Her first stanza kicks off the poem with, “Because I could not stop for death, he kindly stopped for me; the carriage held but Just ourselves and immortality. ” Which is a true depiction of characteristics of literature in romantic era. “I felt a Funeral, in my Brain” is one of Dickinson’s most popular poems that identify the topic of mental health. It is said that Dickinson, suffered eye trouble and, had agoraphobic tendencies. Some seem to think that either her anxiety or depression may have inspired this poem. While using the elements associated with romanticism including gothic references, Dickinson establishes a real subject matter with romantic elements, however, her poems are unpredictable and left open to interpretation by the reader. Starting with someone who is presumed to be dead but isn’t implies “I felt a funeral, in my brain”. Ending with what appears to be a soul detaching from a corpse. The similar writing is displayed in “I Heard a Fly Buzz When I Died” since it begins with a person being conscience of death, however, in the last stanzas “And then the windows failed-And then I could not see to see” is the same type of detachment from the body. Emily Dickinson challenged the definitions of poetry and illustrate Dark Romanticism. The fact that she led an increasingly reclusive life, affected by depression, and never was successful during her lifetime, yet, was able to produce prolific writing placed her on a literary step-stool and paved the way for other women writers to follow. While Edgar Allan Poe simultaneously explored the psychology of the conscious and subconscious mind.

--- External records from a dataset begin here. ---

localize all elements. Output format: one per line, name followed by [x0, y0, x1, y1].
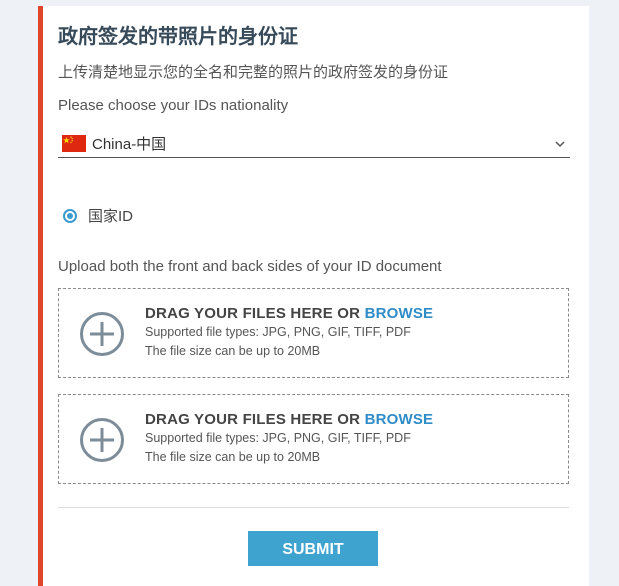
file-size-limit: The file size can be up to 20MB: [145, 344, 321, 358]
upload-dropzone-front[interactable]: DRAG YOUR FILES HERE OR BROWSE Supported…: [58, 288, 569, 378]
submit-button[interactable]: SUBMIT: [248, 531, 378, 566]
browse-link[interactable]: BROWSE: [365, 411, 434, 428]
page-subtitle: 上传清楚地显示您的全名和完整的照片的政府签发的身份证: [58, 64, 449, 81]
nationality-select[interactable]: China-中国: [58, 130, 570, 158]
id-upload-card: 政府签发的带照片的身份证 上传清楚地显示您的全名和完整的照片的政府签发的身份证 …: [38, 6, 589, 586]
document-type-national-id[interactable]: 国家ID: [63, 205, 133, 226]
divider: [58, 507, 569, 508]
plus-circle-icon[interactable]: [79, 417, 125, 468]
radio-dot: [67, 212, 73, 219]
file-size-limit: The file size can be up to 20MB: [145, 450, 321, 464]
dropzone-heading-text: DRAG YOUR FILES HERE OR: [145, 411, 361, 428]
dropzone-heading-text: DRAG YOUR FILES HERE OR: [145, 305, 361, 322]
nationality-value: China-中国: [92, 136, 167, 153]
dropzone-heading: DRAG YOUR FILES HERE OR BROWSE: [145, 411, 433, 429]
nationality-label: Please choose your IDs nationality: [58, 97, 289, 114]
supported-file-types: Supported file types: JPG, PNG, GIF, TIF…: [145, 325, 411, 339]
radio-button-selected[interactable]: [63, 208, 77, 223]
upload-instructions: Upload both the front and back sides of …: [58, 258, 442, 275]
plus-circle-icon[interactable]: [79, 311, 125, 362]
china-flag-icon: [62, 135, 86, 152]
supported-file-types: Supported file types: JPG, PNG, GIF, TIF…: [145, 431, 411, 445]
dropzone-text: DRAG YOUR FILES HERE OR BROWSE Supported…: [145, 305, 433, 361]
browse-link[interactable]: BROWSE: [365, 305, 434, 322]
page-title: 政府签发的带照片的身份证: [58, 26, 298, 48]
upload-dropzone-back[interactable]: DRAG YOUR FILES HERE OR BROWSE Supported…: [58, 394, 569, 484]
radio-label: 国家ID: [88, 208, 134, 225]
chevron-down-icon[interactable]: [554, 136, 566, 154]
dropzone-heading: DRAG YOUR FILES HERE OR BROWSE: [145, 305, 433, 323]
dropzone-text: DRAG YOUR FILES HERE OR BROWSE Supported…: [145, 411, 433, 467]
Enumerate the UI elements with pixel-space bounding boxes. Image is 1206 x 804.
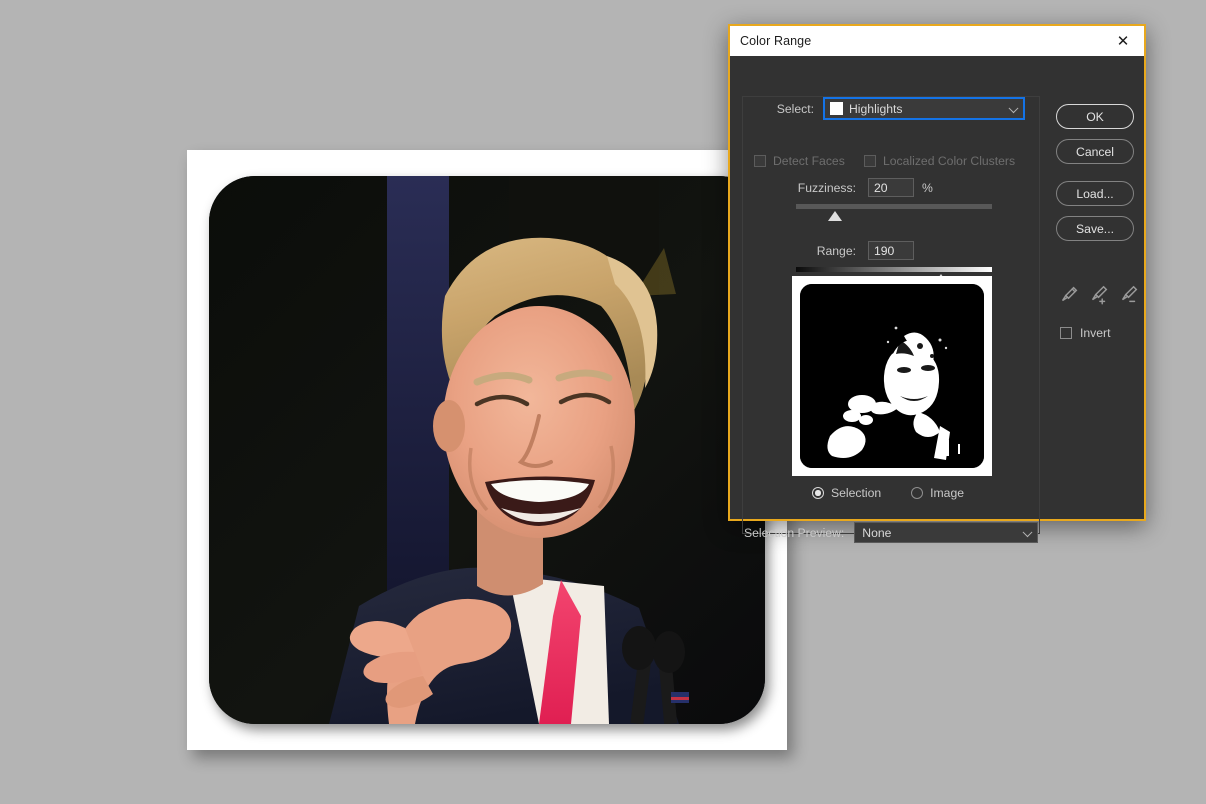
- mask-preview[interactable]: [792, 276, 992, 476]
- dialog-body: Select: Highlights Detect Faces Localize…: [730, 56, 1144, 543]
- fuzziness-row: Fuzziness: 20 %: [744, 178, 933, 197]
- close-icon[interactable]: ✕: [1108, 28, 1138, 54]
- app-root: Color Range ✕ Select: Highlights Detect …: [0, 0, 1206, 804]
- fuzziness-slider[interactable]: [796, 204, 992, 222]
- invert-label: Invert: [1080, 326, 1111, 340]
- radio-selection-label: Selection: [831, 486, 882, 500]
- selection-preview-label: Selection Preview:: [744, 525, 845, 540]
- selection-preview-dropdown[interactable]: None: [854, 522, 1039, 543]
- detect-faces-checkbox[interactable]: [754, 155, 766, 167]
- localized-clusters-checkbox[interactable]: [864, 155, 876, 167]
- localized-clusters-label: Localized Color Clusters: [883, 154, 1016, 168]
- fuzziness-input[interactable]: 20: [868, 178, 914, 197]
- fuzziness-track[interactable]: [796, 204, 992, 209]
- invert-checkbox[interactable]: [1060, 327, 1072, 339]
- invert-row[interactable]: Invert: [1060, 326, 1110, 340]
- select-value: Highlights: [849, 101, 903, 116]
- selection-preview-row: Selection Preview: None: [744, 522, 1039, 543]
- range-track[interactable]: [796, 267, 992, 272]
- document-photo-image[interactable]: [209, 176, 765, 724]
- button-column: OK Cancel Load... Save...: [1056, 104, 1136, 251]
- fuzziness-thumb[interactable]: [828, 211, 843, 221]
- localized-clusters-row[interactable]: Localized Color Clusters: [864, 154, 1015, 168]
- mask-preview-image: [800, 284, 984, 468]
- radio-image-label: Image: [930, 486, 965, 500]
- save-button[interactable]: Save...: [1056, 216, 1134, 241]
- radio-selection-dot[interactable]: [812, 487, 824, 499]
- ok-button[interactable]: OK: [1056, 104, 1134, 129]
- radio-image[interactable]: Image: [911, 486, 964, 500]
- eyedropper-minus-icon[interactable]: [1118, 284, 1140, 306]
- dialog-title: Color Range: [740, 34, 812, 48]
- select-row: Select: Highlights: [758, 97, 1030, 120]
- eyedropper-plus-icon[interactable]: [1088, 284, 1110, 306]
- dialog-titlebar[interactable]: Color Range ✕: [730, 26, 1144, 56]
- preview-mode-radios: Selection Image: [812, 486, 964, 500]
- fuzziness-label: Fuzziness:: [797, 180, 856, 195]
- eyedropper-group: [1058, 284, 1140, 306]
- mask-preview-artwork: [800, 284, 984, 468]
- select-label: Select:: [776, 101, 814, 116]
- radio-selection[interactable]: Selection: [812, 486, 881, 500]
- chevron-down-icon: [1008, 102, 1019, 113]
- chevron-down-icon: [1022, 526, 1033, 537]
- document-photo-page[interactable]: [187, 150, 787, 750]
- detect-faces-row[interactable]: Detect Faces: [754, 154, 845, 168]
- load-button[interactable]: Load...: [1056, 181, 1134, 206]
- selection-preview-value: None: [862, 525, 892, 540]
- select-color-swatch: [830, 102, 843, 115]
- fuzziness-unit: %: [922, 180, 933, 195]
- cancel-button[interactable]: Cancel: [1056, 139, 1134, 164]
- range-row: Range: 190: [744, 241, 914, 260]
- select-dropdown[interactable]: Highlights: [823, 97, 1025, 120]
- detect-faces-label: Detect Faces: [773, 154, 845, 168]
- range-label: Range:: [816, 243, 856, 258]
- color-range-dialog[interactable]: Color Range ✕ Select: Highlights Detect …: [728, 24, 1146, 543]
- radio-image-dot[interactable]: [911, 487, 924, 499]
- range-input[interactable]: 190: [868, 241, 914, 260]
- eyedropper-icon[interactable]: [1058, 284, 1080, 306]
- portrait-artwork: [209, 176, 765, 724]
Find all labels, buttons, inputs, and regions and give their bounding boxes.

Many of Poe's works were the very definition of Dark Romanticism, and dove into the realm of Gothic Fiction with tales of horror, morbidity, and madness, which earned him the title of the “Father” of The Detective Story. The end of the literary period was marked by the coronation of Queen Victoria in 1837, and the introduction of the Victorian Period. Rather than embracing politics and philosophies like some other eras might have, the Romantics looked to nature and their emotions for self-fulfillment. They turned away from the ideals of previous eras, welcoming and embracing new ways of expressing one’s imagination and feelings. Instead of concentrating on the intellectual focus of reason, they preferred to rely on the self, in the radical idea of individual freedom.